Sister Ortiz’s book, “The Blindfold’s Eyes: My Journey from Torture to Truth” (2002, with Patricia Davis), recounted the psychological toll that both the abduction and her quest for the truth had taken on her.
And at some point, her friends said, she realized that she had to stop, for her own sanity.
“It was so exhausting for her; she had to pull back, or it was going to do her in,” Meredith Larson, a friend and fellow human rights activist who was also attacked in Guatemala, said in an interview.
Sister Ortiz stopped agitating for information in her own case, Ms. Larson said, but she became a champion of torture survivors, remaining active in torture-related causes.
“She has moved our collective consciousness on how destructive torture is and how important it is to support the well-being of survivors,” Ms. Larson said.

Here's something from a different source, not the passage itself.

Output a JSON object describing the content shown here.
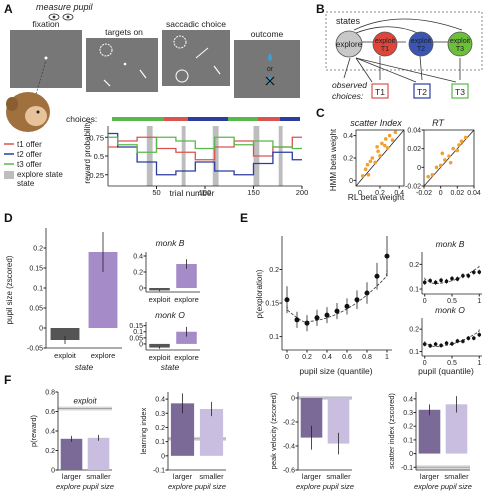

Dianna Mae Ortiz was born on Sept. 2, 1958, in Colorado Springs, Colo., and grew up in Grants, N.M., one of eight children. Her mother, Ambroshia, was a homemaker; her father, Pilar Ortiz, was a uranium miner.
She is survived by her mother; her brothers, Ronald, Pilar Jr., John and Josh Ortiz; and her sisters, Barbara Murrietta and Michelle Salazar. Another brother, Melvin, died in 1974.
Dianna yearned for a religious life from an early age and in 1977 entered the Ursuline novitiate at Mount St. Joseph, in Maple Mount, Ky. She then became a sister of the Ursuline Order. While undergoing her religious training, she attended nearby Brescia University, graduating in 1983 with a degree in elementary and early childhood education. She taught kindergarten before going to Guatemala in 1987.